Die Klägerin verlangte von der beklagten Auskunftei Schufa, im Wege ihres datenschutzrechtlichen Auskunftsanspruches gemäß § 34 Bundesdatenschutzgesetz neben dem durch die SCHUFA ermittelten sog. Scorewert darüber hinaus Auskunft darüber zu erteilen, welche Merkmale in welcher Gewichtung zur Ermittlung des individuellen Scorewertes der Klägerin von der SCHUFA herangezogen worden sind.

Der sog. Score stellt einen Wahrscheinlichkeitswert über das künftige Verhalten von Personengruppen dar, der auf der Grundlage statistisch-mathematischer Analyseverfahren berechnet wird. Die von der Beklagten ermittelten Scores sollen aussagen, mit welcher Wahrscheinlichkeit der Betroffene seine Verbindlichkeiten vertragsgemäß erfüllen wird.

Der VI. Zivilsenat des BGH entschied mit Urteil vom 28.01.2014, Az. VI ZR 156/13, dass die SCHUFA zwar zur Auskunft gegenüber der Klägerin verpflichtet sei, welche personenbezogenen Daten bei ihr gespeichert und in die Berechnung des Scorewertes als eingeflossen sind, darüber hinausgehende Angaben zu Vergleichsgruppen oder über die Gewichtung der eingeflossenen Daten seien von dem Auskunftsanspruch aus § 34 BDSG jedoch nicht umfasst.

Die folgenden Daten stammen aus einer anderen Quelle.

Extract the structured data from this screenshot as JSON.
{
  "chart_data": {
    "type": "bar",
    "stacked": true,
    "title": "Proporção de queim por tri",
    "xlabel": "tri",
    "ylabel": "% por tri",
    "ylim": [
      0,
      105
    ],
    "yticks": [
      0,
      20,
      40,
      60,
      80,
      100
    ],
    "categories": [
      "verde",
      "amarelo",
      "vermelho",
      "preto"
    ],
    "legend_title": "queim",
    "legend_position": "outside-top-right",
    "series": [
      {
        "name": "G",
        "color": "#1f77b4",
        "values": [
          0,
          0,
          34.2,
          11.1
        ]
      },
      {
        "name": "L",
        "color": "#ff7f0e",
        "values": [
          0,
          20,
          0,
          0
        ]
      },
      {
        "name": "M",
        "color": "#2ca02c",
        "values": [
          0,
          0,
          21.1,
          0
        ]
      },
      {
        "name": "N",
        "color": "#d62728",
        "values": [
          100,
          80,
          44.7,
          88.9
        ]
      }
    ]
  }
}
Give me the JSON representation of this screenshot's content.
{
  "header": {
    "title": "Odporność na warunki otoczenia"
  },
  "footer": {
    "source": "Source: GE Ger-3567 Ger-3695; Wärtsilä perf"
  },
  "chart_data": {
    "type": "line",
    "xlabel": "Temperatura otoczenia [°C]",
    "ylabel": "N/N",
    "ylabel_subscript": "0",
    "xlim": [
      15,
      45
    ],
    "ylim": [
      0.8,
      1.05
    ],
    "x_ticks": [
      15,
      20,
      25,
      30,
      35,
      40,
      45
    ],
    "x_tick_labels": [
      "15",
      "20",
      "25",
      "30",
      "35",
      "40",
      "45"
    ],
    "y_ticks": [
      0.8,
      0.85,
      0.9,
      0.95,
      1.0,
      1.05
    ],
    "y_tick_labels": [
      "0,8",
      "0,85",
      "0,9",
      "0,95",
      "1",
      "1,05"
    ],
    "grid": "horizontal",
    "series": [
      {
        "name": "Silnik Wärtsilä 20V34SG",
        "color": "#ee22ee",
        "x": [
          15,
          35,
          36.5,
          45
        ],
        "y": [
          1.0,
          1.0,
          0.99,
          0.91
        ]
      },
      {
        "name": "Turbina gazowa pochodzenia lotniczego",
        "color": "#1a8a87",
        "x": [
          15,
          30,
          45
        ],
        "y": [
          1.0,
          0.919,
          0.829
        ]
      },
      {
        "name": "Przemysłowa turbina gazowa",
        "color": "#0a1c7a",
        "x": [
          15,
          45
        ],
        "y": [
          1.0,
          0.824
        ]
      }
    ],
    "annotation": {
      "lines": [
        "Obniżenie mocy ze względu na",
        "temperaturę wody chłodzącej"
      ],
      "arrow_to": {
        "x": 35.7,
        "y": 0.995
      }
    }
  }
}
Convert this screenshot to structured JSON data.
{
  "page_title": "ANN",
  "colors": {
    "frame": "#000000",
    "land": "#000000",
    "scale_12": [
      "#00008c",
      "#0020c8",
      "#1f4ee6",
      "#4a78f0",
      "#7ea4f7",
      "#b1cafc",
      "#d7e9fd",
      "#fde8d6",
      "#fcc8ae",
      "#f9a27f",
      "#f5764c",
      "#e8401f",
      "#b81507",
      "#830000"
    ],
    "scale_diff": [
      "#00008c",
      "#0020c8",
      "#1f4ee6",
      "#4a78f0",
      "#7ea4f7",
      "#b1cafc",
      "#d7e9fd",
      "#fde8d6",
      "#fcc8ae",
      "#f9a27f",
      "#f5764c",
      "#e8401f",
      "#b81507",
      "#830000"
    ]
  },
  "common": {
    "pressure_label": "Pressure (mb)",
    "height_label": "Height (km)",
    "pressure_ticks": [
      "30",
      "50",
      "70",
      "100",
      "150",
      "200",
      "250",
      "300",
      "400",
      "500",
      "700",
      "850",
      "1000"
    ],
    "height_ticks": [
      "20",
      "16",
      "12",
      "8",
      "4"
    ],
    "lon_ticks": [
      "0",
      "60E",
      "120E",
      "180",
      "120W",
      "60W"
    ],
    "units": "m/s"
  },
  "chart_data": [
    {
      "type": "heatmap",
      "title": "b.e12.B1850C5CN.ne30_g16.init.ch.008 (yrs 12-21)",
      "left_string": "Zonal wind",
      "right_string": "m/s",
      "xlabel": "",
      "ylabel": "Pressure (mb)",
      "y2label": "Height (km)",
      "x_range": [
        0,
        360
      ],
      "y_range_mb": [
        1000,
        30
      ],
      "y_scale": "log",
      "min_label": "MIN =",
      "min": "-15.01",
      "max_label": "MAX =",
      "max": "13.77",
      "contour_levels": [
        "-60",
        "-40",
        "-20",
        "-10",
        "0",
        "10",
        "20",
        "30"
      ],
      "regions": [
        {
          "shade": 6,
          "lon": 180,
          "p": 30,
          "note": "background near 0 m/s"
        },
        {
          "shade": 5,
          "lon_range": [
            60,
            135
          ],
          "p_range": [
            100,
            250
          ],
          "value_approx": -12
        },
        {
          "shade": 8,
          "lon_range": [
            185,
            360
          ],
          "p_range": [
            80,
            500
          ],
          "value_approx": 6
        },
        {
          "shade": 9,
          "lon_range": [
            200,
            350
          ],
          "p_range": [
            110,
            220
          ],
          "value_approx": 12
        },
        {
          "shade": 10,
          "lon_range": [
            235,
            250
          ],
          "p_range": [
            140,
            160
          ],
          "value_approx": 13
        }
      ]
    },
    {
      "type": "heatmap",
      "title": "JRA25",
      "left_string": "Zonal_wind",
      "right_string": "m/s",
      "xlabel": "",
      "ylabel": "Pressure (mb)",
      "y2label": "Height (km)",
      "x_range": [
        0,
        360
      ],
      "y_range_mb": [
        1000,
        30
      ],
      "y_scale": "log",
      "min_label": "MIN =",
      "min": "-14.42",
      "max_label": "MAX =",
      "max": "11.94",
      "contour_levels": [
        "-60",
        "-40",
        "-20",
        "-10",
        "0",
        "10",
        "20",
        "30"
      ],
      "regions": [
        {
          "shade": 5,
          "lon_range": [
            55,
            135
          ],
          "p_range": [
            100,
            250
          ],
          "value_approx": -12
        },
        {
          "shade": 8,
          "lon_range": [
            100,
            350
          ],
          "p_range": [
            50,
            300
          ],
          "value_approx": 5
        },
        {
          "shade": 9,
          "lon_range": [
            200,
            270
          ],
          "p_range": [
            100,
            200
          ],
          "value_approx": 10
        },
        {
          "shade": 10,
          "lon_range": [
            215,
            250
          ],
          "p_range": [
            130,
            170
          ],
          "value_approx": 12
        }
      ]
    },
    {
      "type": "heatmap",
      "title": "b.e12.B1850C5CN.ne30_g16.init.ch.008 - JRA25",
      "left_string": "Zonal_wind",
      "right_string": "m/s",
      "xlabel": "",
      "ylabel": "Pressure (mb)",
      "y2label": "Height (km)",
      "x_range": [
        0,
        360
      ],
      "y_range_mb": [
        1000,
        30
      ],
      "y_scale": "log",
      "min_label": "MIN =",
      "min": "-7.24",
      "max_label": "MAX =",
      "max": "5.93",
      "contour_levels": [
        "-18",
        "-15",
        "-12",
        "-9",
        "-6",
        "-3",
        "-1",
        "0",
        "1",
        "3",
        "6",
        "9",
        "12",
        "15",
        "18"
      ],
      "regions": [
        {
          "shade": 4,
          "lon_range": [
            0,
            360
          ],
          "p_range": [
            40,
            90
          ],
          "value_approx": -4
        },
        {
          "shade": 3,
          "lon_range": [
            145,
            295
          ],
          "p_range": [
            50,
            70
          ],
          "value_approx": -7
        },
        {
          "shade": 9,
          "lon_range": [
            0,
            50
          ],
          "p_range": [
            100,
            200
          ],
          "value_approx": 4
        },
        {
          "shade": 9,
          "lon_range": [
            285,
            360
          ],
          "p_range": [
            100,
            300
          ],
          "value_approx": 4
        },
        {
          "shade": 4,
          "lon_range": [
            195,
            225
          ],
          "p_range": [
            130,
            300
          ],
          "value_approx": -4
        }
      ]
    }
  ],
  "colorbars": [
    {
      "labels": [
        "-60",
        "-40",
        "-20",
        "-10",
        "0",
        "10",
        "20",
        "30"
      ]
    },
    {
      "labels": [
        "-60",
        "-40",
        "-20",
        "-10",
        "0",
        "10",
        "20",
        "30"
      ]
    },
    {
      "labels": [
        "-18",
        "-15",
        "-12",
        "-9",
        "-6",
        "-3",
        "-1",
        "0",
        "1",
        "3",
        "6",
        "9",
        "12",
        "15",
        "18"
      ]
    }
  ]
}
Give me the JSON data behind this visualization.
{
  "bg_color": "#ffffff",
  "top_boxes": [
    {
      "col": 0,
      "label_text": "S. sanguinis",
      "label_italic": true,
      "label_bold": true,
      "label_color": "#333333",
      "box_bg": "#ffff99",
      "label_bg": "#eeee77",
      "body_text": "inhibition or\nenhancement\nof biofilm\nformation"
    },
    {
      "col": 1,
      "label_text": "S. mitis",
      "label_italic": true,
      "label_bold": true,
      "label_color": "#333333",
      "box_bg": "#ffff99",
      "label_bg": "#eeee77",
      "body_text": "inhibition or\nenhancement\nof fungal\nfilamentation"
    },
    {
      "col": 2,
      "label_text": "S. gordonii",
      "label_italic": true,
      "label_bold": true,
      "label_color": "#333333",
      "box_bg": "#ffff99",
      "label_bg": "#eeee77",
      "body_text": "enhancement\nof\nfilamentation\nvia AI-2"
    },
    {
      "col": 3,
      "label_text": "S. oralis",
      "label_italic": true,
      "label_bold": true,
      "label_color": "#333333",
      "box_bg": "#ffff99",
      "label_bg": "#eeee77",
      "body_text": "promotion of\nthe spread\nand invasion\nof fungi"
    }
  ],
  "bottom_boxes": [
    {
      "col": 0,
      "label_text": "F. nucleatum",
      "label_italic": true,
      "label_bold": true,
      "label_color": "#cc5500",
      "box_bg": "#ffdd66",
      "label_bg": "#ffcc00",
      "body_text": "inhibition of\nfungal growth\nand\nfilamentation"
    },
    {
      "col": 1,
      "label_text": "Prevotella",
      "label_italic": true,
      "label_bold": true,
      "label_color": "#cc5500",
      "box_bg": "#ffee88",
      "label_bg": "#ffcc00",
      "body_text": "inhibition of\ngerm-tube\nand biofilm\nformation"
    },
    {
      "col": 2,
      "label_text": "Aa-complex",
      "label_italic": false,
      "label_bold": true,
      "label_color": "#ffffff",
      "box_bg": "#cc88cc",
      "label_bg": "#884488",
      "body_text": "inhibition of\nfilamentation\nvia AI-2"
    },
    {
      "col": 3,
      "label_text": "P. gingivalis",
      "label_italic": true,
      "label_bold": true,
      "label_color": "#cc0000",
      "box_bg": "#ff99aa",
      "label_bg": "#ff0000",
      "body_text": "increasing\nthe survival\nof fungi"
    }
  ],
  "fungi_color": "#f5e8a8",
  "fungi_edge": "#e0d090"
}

Denn der gesetzgeberischen Intention, eine größere Transparenz beim Scoringverfahren für den Verbraucher zu schaffen, werde aufgrund der zu erteilenden Auskunft über den Datenbestand und der Angabe, welche Daten für den Scoringwert herangezogen worden sind, ausreichend genüge  getan.

Das genaue Berechnungsverfahren hingegen sei als Geschäftsgeheimnis der Auskunfteien schutzwürdig und nicht zu offenbaren.

Dennoch raten wir jedem Verbraucher dazu, von seinem jährlichen und kostenlosen Auskunftsrecht Gebrauch zu machen, insbesondere um im Falle von falschen Datenangaben diese bei der entsprechenden Auskunftei umgehend berichtigen zu lassen.